Hay momentos en la vida donde todo te explota en la cara: las deudas, los recuerdos, los arrepentimientos de las malas decisiones, el querer tener la familia que nunca fue. Estaba ahí, frente a una figura de yeso, rodeado de veladoras encendidas, con su cara de santo paciente. Nunca fui devoto, pero siempre me han fascinado los rituales: ese momento donde la gente deja caer las máscaras, se quiebra de rodillas esperando que algo más grande, más ajeno, más sordo, o cualquier cosa, los escuche.
Decidí hincarme. Cerré los ojos y hablé, no con un santo, no con Dios, sino conmigo mismo. Porque ahí, en esa capilla, donde los comerciantes venden artículos religiosos y charlatanas buscan una moneda por leerte la mano, dejé que las palabras salieran: voy a dejar de beber. Un año sin alcohol. No más noches vacías con botellas como compañeras. No más excusas. No más esconderme detrás del humo y la resaca.
No se trata de buscar mandas imposibles, sino definidas, un primer paso. “Divide y vencerás” Así, un primer paso para mejorar mi vida, mis finanzas, mi mente. Por la mujer que dio vida a nuestra sangre, por esa mujer que todavía veo en mis sueños, con su amor que siempre fue más grande que mis errores. Pero, sobre todo, lo hice por mi hija, esa pequeña que no entiende aún las facturas de los adultos, esa niña que no tiene la culpa de que su padre sea un desastre, pero que merece algo mejor. Alguien mejor.
Me santigüé, como si eso tuviera algún poder, y salí. Afuera, el sol quemaba como un recordatorio de que la vida no se detiene porque tú decidas reformarte. El calor te aplasta igual. El polvo se mete en tus zapatos igual. Pero ahí iba yo, con mi juramento colgado del cuello como una cadena pesada.
Y entonces llegó su mensaje. Su voz atravesó el teléfono como un balde de agua fría:
“No hay ninguna relación como padres, no hay nada. Solo tú eres el papá de nuestra hija y yo soy la mamá, y ya. Si quieres estar bien, respeta eso. No hay nada más, es todo lo que hay.”
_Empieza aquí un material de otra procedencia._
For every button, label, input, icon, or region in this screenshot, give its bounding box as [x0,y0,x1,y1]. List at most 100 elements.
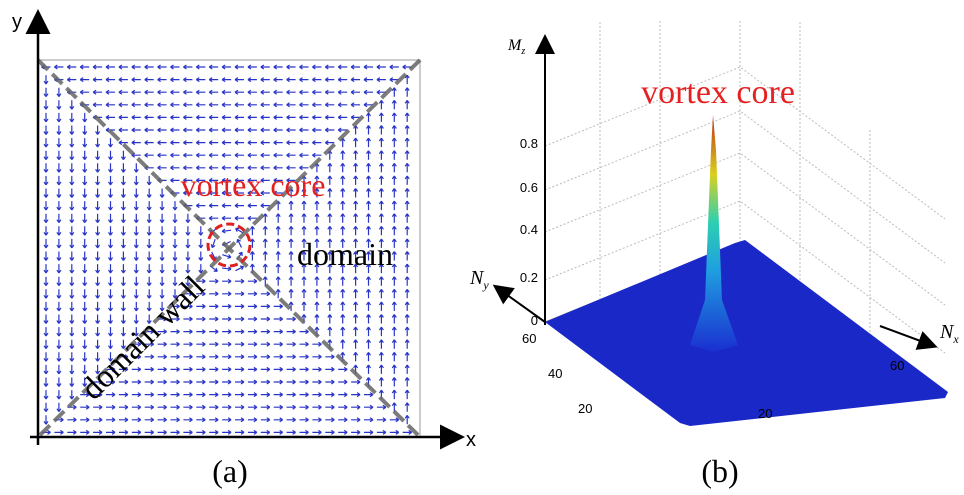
arrow [82,226,88,236]
arrow [340,188,346,198]
arrow [196,404,206,410]
arrow [312,366,322,372]
arrow [92,64,103,70]
arrow [95,138,101,148]
arrow [183,114,193,120]
arrow [159,289,165,299]
arrow [69,238,75,249]
axis-label-main: N [939,321,955,343]
arrow [221,64,232,70]
arrow [325,404,335,410]
arrow [108,175,113,186]
arrow [82,238,88,249]
arrow [69,112,75,123]
arrow [170,316,180,322]
arrow [43,87,49,98]
arrow [288,200,294,211]
arrow [222,291,232,297]
arrow [234,203,244,209]
arrow [260,165,270,171]
arrow [260,203,270,209]
arrow [133,238,139,249]
arrow [133,327,139,337]
arrow [118,102,128,108]
arrow [131,366,142,372]
arrow [273,165,283,171]
arrow [391,263,397,274]
arrow [378,288,384,299]
arrow [185,276,191,287]
arrow [235,291,245,297]
arrow [222,404,232,410]
arrow [95,364,101,375]
arrow [198,264,204,274]
arrow [260,177,270,183]
arrow [172,264,178,274]
arrow [260,64,270,70]
arrow [209,329,219,335]
arrow [340,238,346,248]
arrow [404,339,410,349]
arrow [144,77,154,83]
arrow [235,329,245,335]
axis-label: Nx [939,321,959,346]
arrow [172,251,178,261]
arrow [260,392,271,398]
arrow [378,225,384,236]
arrow [366,213,371,223]
arrow [376,64,386,70]
arrow [353,251,359,261]
arrow [301,288,307,299]
arrow [118,140,128,146]
arrow [247,329,258,335]
arrow [208,177,219,183]
arrow [82,301,88,312]
arrow [273,404,284,410]
arrow [340,301,346,311]
arrow [108,327,113,337]
arrow [56,352,62,362]
arrow [324,140,335,146]
arrow [286,114,296,120]
arrow [105,89,115,95]
arrow [404,301,410,311]
arrow [170,114,180,120]
arrow [95,352,101,362]
arrow [314,238,320,248]
arrow [120,188,126,198]
arrow [366,276,371,286]
axis-label-sub: z [520,46,525,57]
arrow [157,379,167,385]
arrow [314,314,320,324]
arrow [221,102,232,108]
arrow [43,276,49,287]
arrow [93,429,103,435]
arrow [366,351,371,362]
arrow [299,417,309,423]
arrow [69,339,75,350]
arrow [170,152,180,158]
arrow [208,203,219,209]
arrow [221,114,232,120]
arrow [120,339,126,350]
arrow [366,188,371,198]
arrow [92,77,103,83]
axis-label: y [12,11,22,33]
arrow [69,289,75,299]
arrow [108,226,113,236]
panel-b: Mz Ny Nx 0 0.2 0.4 0.6 0.8 60 40 20 20 60 vo… [469,20,959,489]
nx-axis [879,325,938,350]
arrow [260,379,271,385]
vector-field [41,64,413,435]
arrow [314,188,320,198]
arrow [312,404,322,410]
arrow [273,303,284,309]
arrow [222,266,232,272]
arrow [404,125,410,135]
arrow [327,276,333,286]
arrow [351,379,361,385]
arrow [324,64,335,70]
arrow [391,87,397,97]
arrow [404,326,410,337]
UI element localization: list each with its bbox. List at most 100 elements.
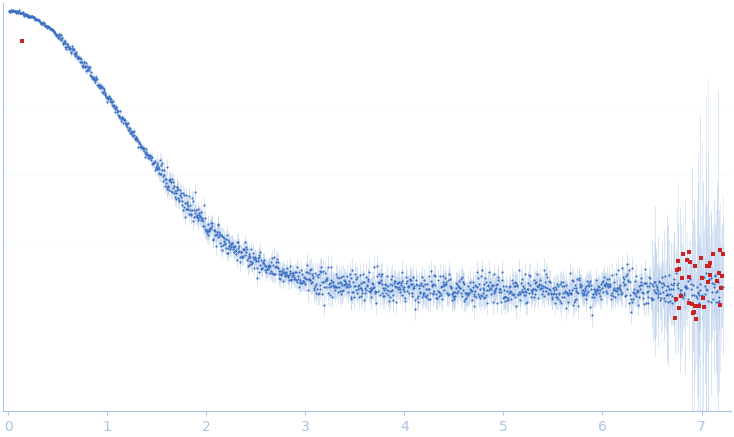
Point: [266, 267, 277, 274]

Me detuve en seco. Las palabras golpearon como un ladrillo en la cara. ¿Cómo que no hay nada? Si yo soy el papá y ella la mamá, entonces somos los padres de nuestra hija, ¿no? Esa frase, tan sencilla, tan directa, me dejó congelado bajo el sol. No entendía por qué tanto distanciamiento, por qué esa barrera que parecía levantar entre los dos.
Habíamos sido tantas cosas: amigos, pareja, padres, y ahora éramos solo eso, dos personas que tuvieron una hija. Me dio tristeza, claro, pero también una especie de enojo seco, un fuego que no quema, que solo te deja mirando el suelo mientras piensas en lo jodido que están las cosas.
Y, aun así, siempre pienso que las cosas cambian. A veces, lo que tanto soñamos no se cumple, pero lo que no esperamos llega, porque todo puede pasar. Pienso en esos pequeños actos, como cuando me llamaba por un apodo que compartíamos en tiempos mejores. Pienso en ese viaje donde se acostó en mis piernas y acaricié su cabello. En esos días en los parques, viendo a nuestra hija correr, jugar, trepar, deslizarse, columpiarse, como si fuéramos una familia.
Esas cosas me hacían creer que, quizás, todavía quedaba un poquito de cariño en su corazón. Aunque ella diga que no hay nada más… HOY.
A veces, la vida te lanza esas verdades a la cara y no queda otra más que tragártelas y seguir caminando, intentándolo, mejorando. Pero ahí, en medio del polvo y el calor, me pregunté si realmente podía aceptar “es todo lo que hay” como la última palabra. Tal vez no. Tal vez nunca.
Porque mañana, cuando el año termine y otro comience, quiero estar con ellas. Quiero cerrar este ciclo de la vida a su lado. Que el último recuerdo del año no sea uno de vacío, sino de esperanza. Mientras quede un pedazo de oportunidad, aunque sea pequeño y frágil, seguiré apostando por algo más.
Por ellas. Por nuestra hija. Por lo que podríamos ser. Por una familia. Por un año que, tal vez, nos dé la oportunidad de empezar de nuevo… por centésima, y última vez.